Não incluo aqui o Programa Casa Verde Amarela (PCVA). Apesar de sua estrutura assentada em um tripé – destinação de imóveis públicos da União, regularização fundiária e provisão habitacional – também extrapolar o arcabouço de um programa exclusivamente habitacional, o PCVA não destinou nenhum imóvel público via parcerias público-privadas (Programa Aproxima), não contratou nenhum financiamento para regularização e melhorias habitacionais (Programa RegMel) e apenas financiou habitações via Fundo de Garantia por Tempo de Serviço (FGTS) e Fundo de Arrendamento Residencial (FAR), o que acontece de maneira similar desde a criação desses fundos em 1966 e 1999. 

O PCVA teve apenas o “mérito” da destruição, e assim entrará para a história. Primeiro porque rompeu o ciclo do MCMV ao extinguir parcela do programa e a marca reconhecida inclusive internacionalmente.

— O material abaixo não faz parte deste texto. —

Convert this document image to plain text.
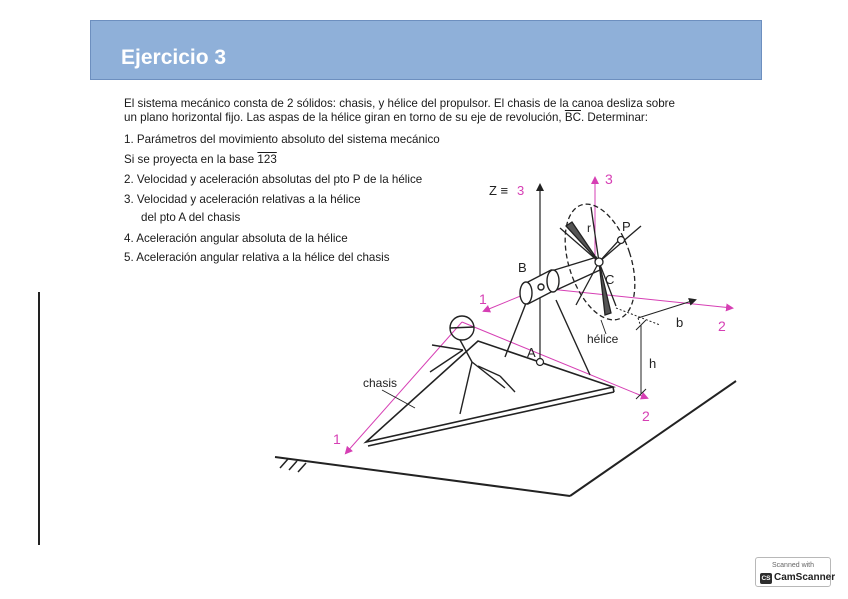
Ejercicio 3
El sistema mecánico consta de 2 sólidos: chasis, y hélice del propulsor. El chasis de la canoa desliza sobre
un plano horizontal fijo. Las aspas de la hélice giran en torno de su eje de revolución, $\overline{BC}$. Determinar:
1. Parámetros del movimiento absoluto del sistema mecánico
Si se proyecta en la base 123
2. Velocidad y aceleración absolutas del pto P de la hélice
3. Velocidad y aceleración relativas a la hélice
del pto A del chasis
4. Aceleración angular absoluta de la hélice
5. Aceleración angular relativa a la hélice del chasis
Z ≡ 3
3
B
C
P
r
A
b
h
hélice
chasis
1
2
1
2
Scanned with
CS CamScanner
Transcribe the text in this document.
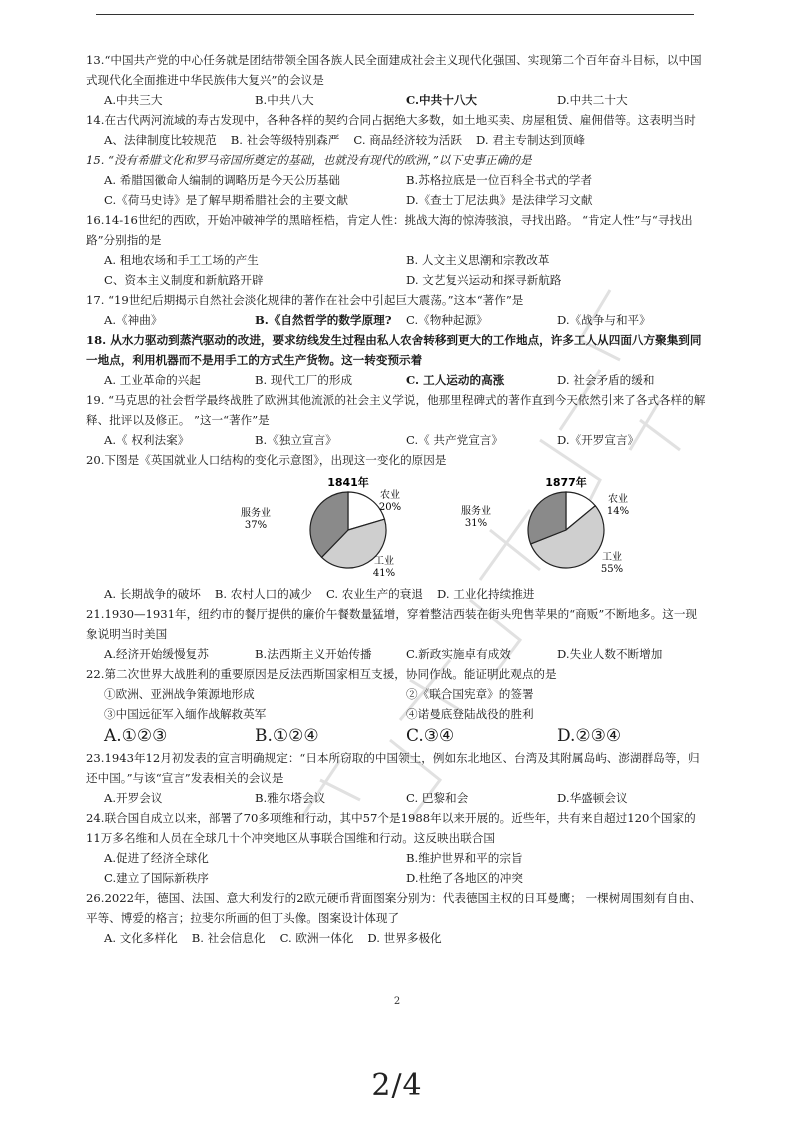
13.“中国共产党的中心任务就是团结带领全国各族人民全面建成社会主义现代化强国、实现第二个百年奋斗目标，以中国式现代化全面推进中华民族伟大复兴”的会议是

A.中共三大	B.中共八大	C.中共十八大	D.中共二十大

14.在古代两河流域的寿古发现中，各种各样的契约合同占据绝大多数，如土地买卖、房屋租赁、雇佣借等。这表明当时

A、法律制度比较规范 B. 社会等级特别森严 C. 商品经济较为活跃 D. 君主专制达到顶峰

15. “没有希腊文化和罗马帝国所奠定的基础，也就没有现代的欧洲，”以下史事正确的是

A. 希腊国徽命人编制的调略历是今天公历基础	B.苏格拉底是一位百科全书式的学者
C.《荷马史诗》是了解早期希腊社会的主要文献	D.《查士丁尼法典》是法律学习文献

16.14-16世纪的西欧，开始冲破神学的黑暗桎梏，肯定人性：挑战大海的惊涛骇浪，寻找出路。 “肯定人性”与“寻找出路”分别指的是

A. 租地农场和手工工场的产生	B. 人文主义思潮和宗教改革
C、资本主义制度和新航路开辟	D. 文艺复兴运动和探寻新航路

17. “19世纪后期揭示自然社会淡化规律的著作在社会中引起巨大震荡。”这本“著作”是

A.《神曲》	B.《自然哲学的数学原理?	C.《物种起源》	D.《战争与和平》

18. 从水力驱动到蒸汽驱动的改进，要求纺线发生过程由私人农舍转移到更大的工作地点，许多工人从四面八方聚集到同一地点，利用机器而不是用手工的方式生产货物。这一转变预示着

A. 工业革命的兴起	B. 现代工厂的形成	C. 工人运动的高涨	D. 社会矛盾的缓和

19. “马克思的社会哲学最终战胜了欧洲其他流派的社会主义学说，他那里程碑式的著作直到今天依然引来了各式各样的解释、批评以及修正。 ”这一“著作”是

A.《 权利法案》	B.《独立宣言》	C.《 共产党宣言》	D.《开罗宣言》

20.下图是《英国就业人口结构的变化示意图》，出现这一变化的原因是

1841年
农业 20%
工业 41%
服务业 37%
1877年
农业 14%
工业 55%
服务业 31%
A. 长期战争的破坏 B. 农村人口的减少 C. 农业生产的衰退 D. 工业化持续推进

21.1930—1931年，纽约市的餐厅提供的廉价午餐数量猛增，穿着整洁西装在街头兜售苹果的“商贩”不断地多。这一现象说明当时美国

A.经济开始缓慢复苏	B.法西斯主义开始传播	C.新政实施卓有成效	D.失业人数不断增加

22.第二次世界大战胜利的重要原因是反法西斯国家相互支援，协同作战。能证明此观点的是

①欧洲、亚洲战争策源地形成	②《联合国宪章》的签署
③中国远征军入缅作战解救英军	④诺曼底登陆战役的胜利
A.①②③	B.①②④	C.③④	D.②③④

23.1943年12月初发表的宣言明确规定：“日本所窃取的中国领土，例如东北地区、台湾及其附属岛屿、澎湖群岛等，归还中国。”与该“宣言”发表相关的会议是

A.开罗会议	B.雅尔塔会议	C. 巴黎和会	D.华盛顿会议

24.联合国自成立以来，部署了70多项维和行动，其中57个是1988年以来开展的。近些年，共有来自超过120个国家的11万多名维和人员在全球几十个冲突地区从事联合国维和行动。这反映出联合国

A.促进了经济全球化	B.维护世界和平的宗旨
C.建立了国际新秩序	D.杜绝了各地区的冲突

26.2022年，德国、法国、意大利发行的2欧元硬币背面图案分别为：代表德国主权的日耳曼鹰； 一棵树周围刻有自由、平等、博爱的格言；拉斐尔所画的但丁头像。图案设计体现了

A. 文化多样化 B. 社会信息化 C. 欧洲一体化 D. 世界多极化
2
2/4
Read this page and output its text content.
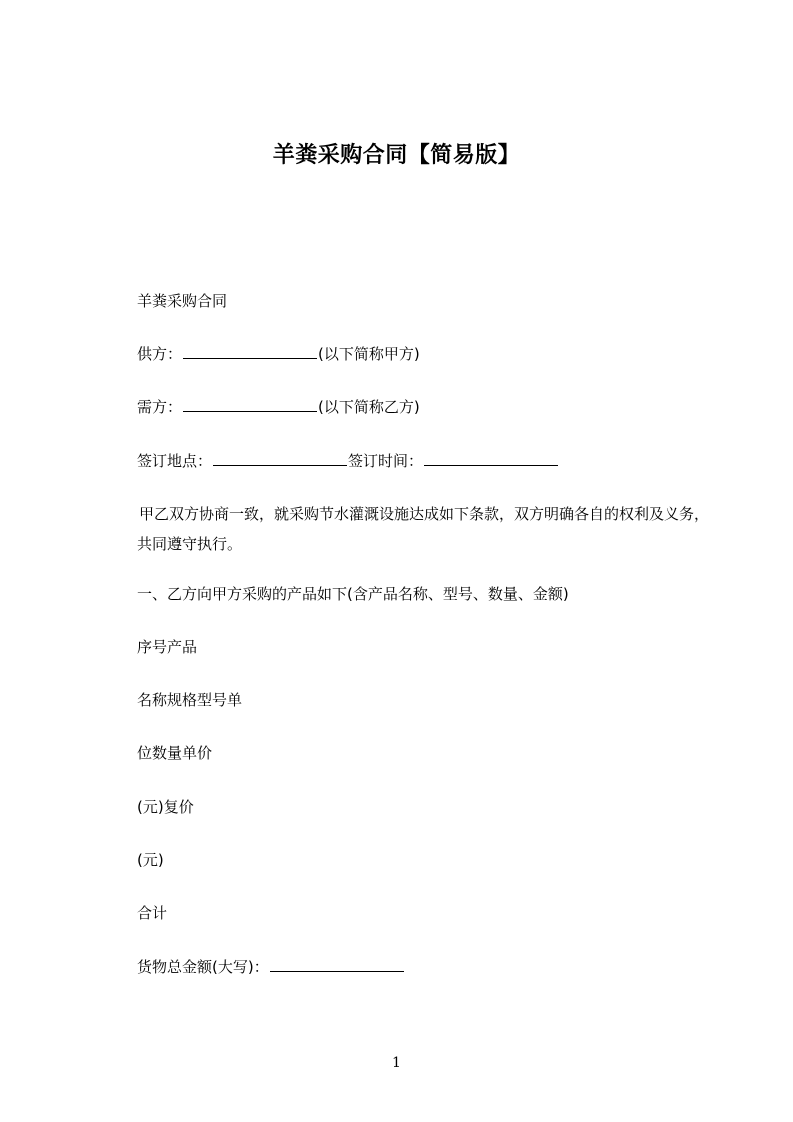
羊粪采购合同【简易版】
羊粪采购合同
供方：	(以下简称甲方)
需方：	(以下简称乙方)
签订地点：	签订时间：
甲乙双方协商一致，就采购节水灌溉设施达成如下条款，双方明确各自的权利及义务，共同遵守执行。
一、乙方向甲方采购的产品如下(含产品名称、型号、数量、金额)
序号产品
名称规格型号单
位数量单价
(元)复价
(元)
合计
货物总金额(大写)：
1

Segundo porque rompeu com práticas federativas da era PT ao enfraquecer a autonomia municipal em prol do setor privado.  

Já o MCMV tem uma história de grandes conquistas, e por isso mesmo teve sua marca extinta, temporariamente. Segundo o último ciclo publicado de avaliação do Conselho de Monitoramento e Avaliação de Políticas Públicas (2021), o MCMV entregou mais de 5 milhões de Unidades Habitacionais (UHs) de 2009 a 2019, somando mais de R$ 129,8 bilhões em subsídios financeiros e tributários e R$ 98 bilhões em subsídios ao FGTS (preços de 2019).  

Com grandes impactos no aquecimento da economia, na demanda por novas UHs, e impactos modestos no enfrentamento ao déficit habitacional, formado substancialmente pelo ônus excessivo com aluguéis e precariedades urbanas, o MCMV recebeu críticas por produzir exclusivamente novas UHs – muitas vezes expandindo periferias e relegando seus benificiários, ao menos por certo tempo, a viver afastados das infraestruturas e equipamentos urbanos que qualificam unidades habitacionais como moradias

Essa situação é também criticada por seus beneficiários, que de maneira geral, e a princípio contraditoriamente, se revelam satisfeitos com a casa própria. Essa divergência parece estar ligada à mecânica incremental da urbanização brasileira.  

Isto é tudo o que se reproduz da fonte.